If you get an error about not being able to SSH to the master, make sure that only you have the permission to read the private key, otherwise SSH will refuse to use it.
You may also encounter this error due to a race condition, when the hosts report themselves as alive but the spark-ec2
script cannot yet SSH to them. A fix for this issue is pending in https://github.com/mesos/spark/pull/555. For now, a temporary workaround until the fix is available in the version of Spark you are using is to simply sleep an extra 100 seconds at the start of setup_cluster
using the -w
parameter. The current script has 120 seconds of delay built in.
If you do get a transient error while launching a cluster, you can finish the launch process using the resume
feature by running the following command:
./ec2/spark-ec2 -i ~/spark-keypair.pem launch myfirstsparkcluster --resume
Refer to the following screenshot:
It will go through a bunch of scripts, thus setting up Spark, Hadoop, and so forth. If everything goes well, you will see something like the following screenshot:
This will give you a barebones cluster with one master and one worker with all of the defaults on the default machine instance size. Next, verify that it started up and your firewall rules were applied by going to the master on port 8080
. You can see in the preceding screenshot that the UI for the master is the output at the end of the script with port at 8080
and ganglia at 5080
.
Your AWS EC2 dashboard will show the instances as follows:
The ganglia dashboard shown in the following screenshot is a good place to monitor the instances:
Try running one of the example jobs on your new cluster to make sure everything is okay, as shown in the following screenshot:
The JPS should show this:
root@ip-172-31-45-56 ~]$ jps 1904 NameNode 2856 Jps 2426 Master 2078 SecondaryNameNode
The script has started the Spark master, the Hadoop name node, and data nodes (in slaves).
Let's run the two programs that we ran earlier on our local machine:
cd spark bin/run-example GroupByTest bin/run-example SparkPi 10
The ease with which one can spin up a few nodes in the Cloud, install the Spark stack, and run the program in a distributed manner is interesting.
The ec2/spark-ec2 destroy <cluster name>
command will terminate the instances.
If you have a problem with the key pairs, I found the command, ~/aws/ec2-api-tools-1.7.5.1/bin/ec2-describe-keypairs
helpful to troubleshoot.
Now that you've run a simple job on our EC2 cluster, it's time to configure your EC2 cluster for our Spark jobs. There are a number of options you can use to configure with the spark-ec2
script.
The ec2/ spark-ec2 -help
command will display all the options available.
First, consider what instance types you may need.
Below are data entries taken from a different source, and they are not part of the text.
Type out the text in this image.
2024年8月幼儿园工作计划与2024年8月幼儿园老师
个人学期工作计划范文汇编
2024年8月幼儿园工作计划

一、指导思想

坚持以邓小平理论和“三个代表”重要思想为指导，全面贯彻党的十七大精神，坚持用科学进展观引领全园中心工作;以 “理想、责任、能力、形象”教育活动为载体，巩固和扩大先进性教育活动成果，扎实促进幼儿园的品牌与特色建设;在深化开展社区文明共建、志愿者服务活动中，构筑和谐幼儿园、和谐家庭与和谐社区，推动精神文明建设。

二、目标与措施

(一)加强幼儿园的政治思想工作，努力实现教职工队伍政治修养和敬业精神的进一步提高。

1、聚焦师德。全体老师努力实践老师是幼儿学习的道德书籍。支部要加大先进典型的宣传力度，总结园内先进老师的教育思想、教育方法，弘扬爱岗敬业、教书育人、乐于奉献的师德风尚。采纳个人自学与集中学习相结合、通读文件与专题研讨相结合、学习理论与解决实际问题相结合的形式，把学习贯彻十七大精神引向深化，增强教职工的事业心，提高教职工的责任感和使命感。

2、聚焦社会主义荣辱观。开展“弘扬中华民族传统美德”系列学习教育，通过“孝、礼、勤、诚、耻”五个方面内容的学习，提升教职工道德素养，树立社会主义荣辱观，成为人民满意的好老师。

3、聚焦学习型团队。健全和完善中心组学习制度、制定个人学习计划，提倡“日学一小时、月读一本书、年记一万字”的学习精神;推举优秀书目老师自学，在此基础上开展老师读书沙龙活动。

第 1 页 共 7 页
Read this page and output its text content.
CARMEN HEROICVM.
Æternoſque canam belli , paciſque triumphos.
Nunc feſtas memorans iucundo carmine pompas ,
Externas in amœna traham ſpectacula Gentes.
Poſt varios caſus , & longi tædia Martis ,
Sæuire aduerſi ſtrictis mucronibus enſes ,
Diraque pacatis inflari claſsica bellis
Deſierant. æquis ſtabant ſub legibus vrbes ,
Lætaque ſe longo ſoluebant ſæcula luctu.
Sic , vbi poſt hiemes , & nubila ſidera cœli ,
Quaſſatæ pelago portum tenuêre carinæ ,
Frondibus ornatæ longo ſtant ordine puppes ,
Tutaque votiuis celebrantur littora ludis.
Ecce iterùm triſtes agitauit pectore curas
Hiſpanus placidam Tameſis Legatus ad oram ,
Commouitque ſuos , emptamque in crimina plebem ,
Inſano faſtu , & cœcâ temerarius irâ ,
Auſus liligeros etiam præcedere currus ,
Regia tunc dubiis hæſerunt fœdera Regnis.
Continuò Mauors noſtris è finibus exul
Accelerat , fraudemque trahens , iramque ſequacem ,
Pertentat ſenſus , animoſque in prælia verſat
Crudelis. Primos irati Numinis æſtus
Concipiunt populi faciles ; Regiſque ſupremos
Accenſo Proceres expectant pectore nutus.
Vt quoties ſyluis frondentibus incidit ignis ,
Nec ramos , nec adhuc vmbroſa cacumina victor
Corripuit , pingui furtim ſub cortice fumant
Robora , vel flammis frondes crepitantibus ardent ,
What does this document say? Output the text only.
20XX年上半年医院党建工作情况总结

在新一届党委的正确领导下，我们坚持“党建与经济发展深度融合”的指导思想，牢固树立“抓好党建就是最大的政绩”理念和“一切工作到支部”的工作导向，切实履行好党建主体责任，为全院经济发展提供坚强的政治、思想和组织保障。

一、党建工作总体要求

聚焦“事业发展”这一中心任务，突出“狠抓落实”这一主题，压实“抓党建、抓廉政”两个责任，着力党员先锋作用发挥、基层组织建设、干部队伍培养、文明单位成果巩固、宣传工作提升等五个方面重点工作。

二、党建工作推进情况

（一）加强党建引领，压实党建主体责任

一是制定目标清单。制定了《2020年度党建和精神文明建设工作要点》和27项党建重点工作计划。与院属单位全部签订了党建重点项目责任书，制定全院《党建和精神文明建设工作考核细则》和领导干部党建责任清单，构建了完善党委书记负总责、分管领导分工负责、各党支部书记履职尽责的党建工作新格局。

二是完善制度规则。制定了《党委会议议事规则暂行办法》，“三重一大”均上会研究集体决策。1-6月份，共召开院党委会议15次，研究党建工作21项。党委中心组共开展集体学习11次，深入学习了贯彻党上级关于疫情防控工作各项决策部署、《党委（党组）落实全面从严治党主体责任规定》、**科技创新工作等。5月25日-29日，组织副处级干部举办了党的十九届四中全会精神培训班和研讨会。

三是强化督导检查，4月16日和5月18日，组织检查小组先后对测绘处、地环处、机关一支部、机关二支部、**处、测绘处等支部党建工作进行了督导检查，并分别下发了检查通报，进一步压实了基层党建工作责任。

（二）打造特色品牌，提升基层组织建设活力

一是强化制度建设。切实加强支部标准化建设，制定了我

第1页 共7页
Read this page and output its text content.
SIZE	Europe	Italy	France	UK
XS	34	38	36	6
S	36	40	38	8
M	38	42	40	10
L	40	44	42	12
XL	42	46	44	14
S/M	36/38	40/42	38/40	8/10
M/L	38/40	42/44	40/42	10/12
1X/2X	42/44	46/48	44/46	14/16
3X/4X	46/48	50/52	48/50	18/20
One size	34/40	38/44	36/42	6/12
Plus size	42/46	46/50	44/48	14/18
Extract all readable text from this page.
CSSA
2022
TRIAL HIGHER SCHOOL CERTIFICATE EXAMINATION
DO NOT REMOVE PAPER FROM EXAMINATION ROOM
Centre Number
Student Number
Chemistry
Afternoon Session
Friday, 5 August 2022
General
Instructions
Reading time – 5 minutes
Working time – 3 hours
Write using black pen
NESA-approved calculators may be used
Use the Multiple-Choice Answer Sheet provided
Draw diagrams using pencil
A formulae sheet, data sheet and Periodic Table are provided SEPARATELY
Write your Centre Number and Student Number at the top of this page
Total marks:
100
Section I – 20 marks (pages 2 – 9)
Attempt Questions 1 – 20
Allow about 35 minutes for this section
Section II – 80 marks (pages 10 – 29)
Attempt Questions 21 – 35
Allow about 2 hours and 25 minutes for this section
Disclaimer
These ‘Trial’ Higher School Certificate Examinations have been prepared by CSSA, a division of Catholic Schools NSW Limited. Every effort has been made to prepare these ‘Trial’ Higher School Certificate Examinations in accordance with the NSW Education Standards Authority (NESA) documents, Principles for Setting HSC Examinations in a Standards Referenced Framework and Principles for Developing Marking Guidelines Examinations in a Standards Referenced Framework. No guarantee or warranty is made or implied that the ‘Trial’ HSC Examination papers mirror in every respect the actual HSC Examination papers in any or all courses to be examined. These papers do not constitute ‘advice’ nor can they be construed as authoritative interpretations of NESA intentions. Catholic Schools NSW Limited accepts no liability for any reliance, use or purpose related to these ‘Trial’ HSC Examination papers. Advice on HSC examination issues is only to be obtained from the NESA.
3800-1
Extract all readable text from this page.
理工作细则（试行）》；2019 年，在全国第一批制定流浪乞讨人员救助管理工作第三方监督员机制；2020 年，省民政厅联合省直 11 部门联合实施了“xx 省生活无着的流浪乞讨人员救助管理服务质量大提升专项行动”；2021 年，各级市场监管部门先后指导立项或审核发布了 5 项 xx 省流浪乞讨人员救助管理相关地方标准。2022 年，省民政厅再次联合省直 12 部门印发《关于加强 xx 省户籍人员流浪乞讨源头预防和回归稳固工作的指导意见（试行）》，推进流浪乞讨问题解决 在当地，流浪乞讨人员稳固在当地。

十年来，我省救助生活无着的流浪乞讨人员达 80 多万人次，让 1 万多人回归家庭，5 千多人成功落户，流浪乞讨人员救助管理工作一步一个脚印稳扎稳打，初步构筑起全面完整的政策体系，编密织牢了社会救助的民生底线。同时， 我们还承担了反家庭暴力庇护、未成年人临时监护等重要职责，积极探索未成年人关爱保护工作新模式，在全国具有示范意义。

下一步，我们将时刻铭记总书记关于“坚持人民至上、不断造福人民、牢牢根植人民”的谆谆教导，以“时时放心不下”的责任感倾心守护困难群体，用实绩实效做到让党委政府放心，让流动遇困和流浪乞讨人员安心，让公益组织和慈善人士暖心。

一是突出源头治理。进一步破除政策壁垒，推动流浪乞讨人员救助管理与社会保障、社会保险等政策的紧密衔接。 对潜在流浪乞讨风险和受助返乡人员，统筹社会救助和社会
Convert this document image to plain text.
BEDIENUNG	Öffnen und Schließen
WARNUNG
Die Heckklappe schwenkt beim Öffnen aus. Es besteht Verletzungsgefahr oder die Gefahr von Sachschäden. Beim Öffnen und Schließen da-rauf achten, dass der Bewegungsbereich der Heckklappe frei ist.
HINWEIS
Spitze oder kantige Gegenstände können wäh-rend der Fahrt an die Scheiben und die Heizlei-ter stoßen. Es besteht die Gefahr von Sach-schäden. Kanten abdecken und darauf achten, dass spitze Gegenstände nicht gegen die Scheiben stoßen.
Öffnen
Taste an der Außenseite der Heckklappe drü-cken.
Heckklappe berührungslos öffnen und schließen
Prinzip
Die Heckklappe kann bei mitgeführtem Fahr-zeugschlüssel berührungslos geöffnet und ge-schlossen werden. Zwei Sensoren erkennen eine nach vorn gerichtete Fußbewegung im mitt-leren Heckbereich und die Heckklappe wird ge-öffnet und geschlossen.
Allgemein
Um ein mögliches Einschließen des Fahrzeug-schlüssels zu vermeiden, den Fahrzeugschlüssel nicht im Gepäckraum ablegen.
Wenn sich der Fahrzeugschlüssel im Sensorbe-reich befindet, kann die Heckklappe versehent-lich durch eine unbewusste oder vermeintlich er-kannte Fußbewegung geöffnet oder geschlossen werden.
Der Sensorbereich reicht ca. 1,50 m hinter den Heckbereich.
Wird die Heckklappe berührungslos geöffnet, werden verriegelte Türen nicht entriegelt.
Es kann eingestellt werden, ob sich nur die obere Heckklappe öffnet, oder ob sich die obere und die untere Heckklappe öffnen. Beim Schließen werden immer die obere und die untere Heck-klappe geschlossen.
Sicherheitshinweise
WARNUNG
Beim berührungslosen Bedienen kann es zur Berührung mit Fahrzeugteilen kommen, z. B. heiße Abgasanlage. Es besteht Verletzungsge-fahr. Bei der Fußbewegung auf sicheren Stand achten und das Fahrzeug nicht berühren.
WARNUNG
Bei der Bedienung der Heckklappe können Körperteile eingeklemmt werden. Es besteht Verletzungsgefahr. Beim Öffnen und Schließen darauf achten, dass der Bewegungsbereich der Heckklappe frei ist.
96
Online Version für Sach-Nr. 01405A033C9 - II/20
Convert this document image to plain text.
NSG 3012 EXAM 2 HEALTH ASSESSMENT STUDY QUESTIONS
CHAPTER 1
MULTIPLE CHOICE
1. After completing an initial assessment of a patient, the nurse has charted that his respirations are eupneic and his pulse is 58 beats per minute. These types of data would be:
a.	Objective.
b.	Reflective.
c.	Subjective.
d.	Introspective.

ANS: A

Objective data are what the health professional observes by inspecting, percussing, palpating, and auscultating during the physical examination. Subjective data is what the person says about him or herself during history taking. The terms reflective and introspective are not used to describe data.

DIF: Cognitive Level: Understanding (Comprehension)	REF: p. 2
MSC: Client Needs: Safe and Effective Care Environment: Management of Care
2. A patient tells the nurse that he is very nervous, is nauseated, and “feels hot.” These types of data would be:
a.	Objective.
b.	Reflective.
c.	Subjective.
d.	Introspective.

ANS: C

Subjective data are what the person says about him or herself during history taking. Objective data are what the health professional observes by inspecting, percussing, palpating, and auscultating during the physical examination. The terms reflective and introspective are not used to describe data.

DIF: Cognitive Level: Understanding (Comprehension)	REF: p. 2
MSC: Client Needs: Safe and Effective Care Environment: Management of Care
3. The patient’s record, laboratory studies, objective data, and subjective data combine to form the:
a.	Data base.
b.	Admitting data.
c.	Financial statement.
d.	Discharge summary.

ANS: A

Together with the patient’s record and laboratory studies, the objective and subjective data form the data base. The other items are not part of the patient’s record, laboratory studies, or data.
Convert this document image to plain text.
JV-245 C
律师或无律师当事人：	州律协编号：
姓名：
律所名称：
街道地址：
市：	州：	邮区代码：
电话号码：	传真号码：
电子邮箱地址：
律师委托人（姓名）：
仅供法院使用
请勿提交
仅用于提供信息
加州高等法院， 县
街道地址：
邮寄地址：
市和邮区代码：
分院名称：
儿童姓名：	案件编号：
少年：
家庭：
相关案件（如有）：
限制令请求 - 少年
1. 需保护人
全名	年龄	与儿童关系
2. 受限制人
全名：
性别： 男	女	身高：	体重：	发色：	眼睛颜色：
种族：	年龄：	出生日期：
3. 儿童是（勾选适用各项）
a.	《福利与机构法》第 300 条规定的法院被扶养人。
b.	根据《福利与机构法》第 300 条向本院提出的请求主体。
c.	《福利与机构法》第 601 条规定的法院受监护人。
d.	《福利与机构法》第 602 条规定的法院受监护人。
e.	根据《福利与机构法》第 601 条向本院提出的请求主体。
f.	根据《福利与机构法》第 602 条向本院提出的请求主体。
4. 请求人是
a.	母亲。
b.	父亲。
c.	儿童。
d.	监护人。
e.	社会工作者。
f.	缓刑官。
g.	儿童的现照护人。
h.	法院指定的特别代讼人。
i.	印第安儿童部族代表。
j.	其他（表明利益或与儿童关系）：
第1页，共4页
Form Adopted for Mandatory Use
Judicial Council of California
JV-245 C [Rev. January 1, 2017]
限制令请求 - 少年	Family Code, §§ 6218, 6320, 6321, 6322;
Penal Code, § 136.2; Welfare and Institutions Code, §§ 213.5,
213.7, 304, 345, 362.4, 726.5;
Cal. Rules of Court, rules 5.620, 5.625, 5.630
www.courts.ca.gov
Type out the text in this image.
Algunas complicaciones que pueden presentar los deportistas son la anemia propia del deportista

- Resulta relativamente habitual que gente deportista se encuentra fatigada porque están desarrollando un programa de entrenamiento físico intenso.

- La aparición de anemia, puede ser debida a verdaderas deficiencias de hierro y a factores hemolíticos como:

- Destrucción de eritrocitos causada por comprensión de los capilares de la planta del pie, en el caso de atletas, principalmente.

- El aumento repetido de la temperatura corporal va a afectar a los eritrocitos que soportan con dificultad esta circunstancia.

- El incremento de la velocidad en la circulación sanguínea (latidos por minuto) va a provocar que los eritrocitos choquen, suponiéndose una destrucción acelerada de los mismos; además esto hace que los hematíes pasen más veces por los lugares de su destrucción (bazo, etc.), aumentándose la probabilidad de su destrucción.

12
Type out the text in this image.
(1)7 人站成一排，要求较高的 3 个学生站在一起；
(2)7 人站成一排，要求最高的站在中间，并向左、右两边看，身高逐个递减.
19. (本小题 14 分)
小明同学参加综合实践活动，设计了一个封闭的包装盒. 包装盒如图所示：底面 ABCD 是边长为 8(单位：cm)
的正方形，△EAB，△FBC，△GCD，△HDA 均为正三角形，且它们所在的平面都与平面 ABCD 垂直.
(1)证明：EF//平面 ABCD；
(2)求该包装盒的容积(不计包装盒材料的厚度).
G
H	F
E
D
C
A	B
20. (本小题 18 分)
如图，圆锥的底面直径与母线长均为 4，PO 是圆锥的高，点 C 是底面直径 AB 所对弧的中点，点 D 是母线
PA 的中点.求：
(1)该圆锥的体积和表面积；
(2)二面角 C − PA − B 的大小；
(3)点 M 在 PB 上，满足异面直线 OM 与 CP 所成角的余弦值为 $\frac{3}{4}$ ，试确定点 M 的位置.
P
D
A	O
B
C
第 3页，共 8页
EC2 offers an ever-growing collection of instance types and you can choose a different instance type for the master and the workers. The instance type has the most obvious impact on the performance of your Spark cluster. If your work needs a lot of RAM, you should choose an instance with more RAM. You can specify the instance type with --instance-type= (name of instance type)
. By default, the same instance type will be used for both the master and the workers; this can be wasteful if your computations are particularly intensive and the master isn't being heavily utilized. You can specify a different master instance type with --master-instance-type= (name of instance)
.
Spark's EC2 scripts use Amazon Machine Images (AMI) provided by the Spark team. Usually, they are current and sufficient for most of the applications. You might need your own AMI in certain circumstances, such as custom patches (for example, using a different version of HDFS) for Spark, as they will not be included in the machine image.
Deploying Spark on Elastic MapReduce
In addition to the Amazon basic EC2 machine offering, Amazon offers a hosted MapReduce solution called Elastic MapReduce (EMR). The blog at http://blogs.aws.amazon.com/bigdata/post/Tx6J5RM20WPG5V/Building-a-Recommendation-Engine-with-Spark-ML-on-Amazon-EMR-using-Zeppelin has lots of interesting details on how to start Spark in EMR.
Deploying a Spark-based EMR has become very easy, Spark is a first class entity in EMR. When you create an EMR cluster, you have the option to select Spark. The following screenshot shows the Create Cluster-Quick Options of EMR:
The advanced option has Spark as well as other stacks.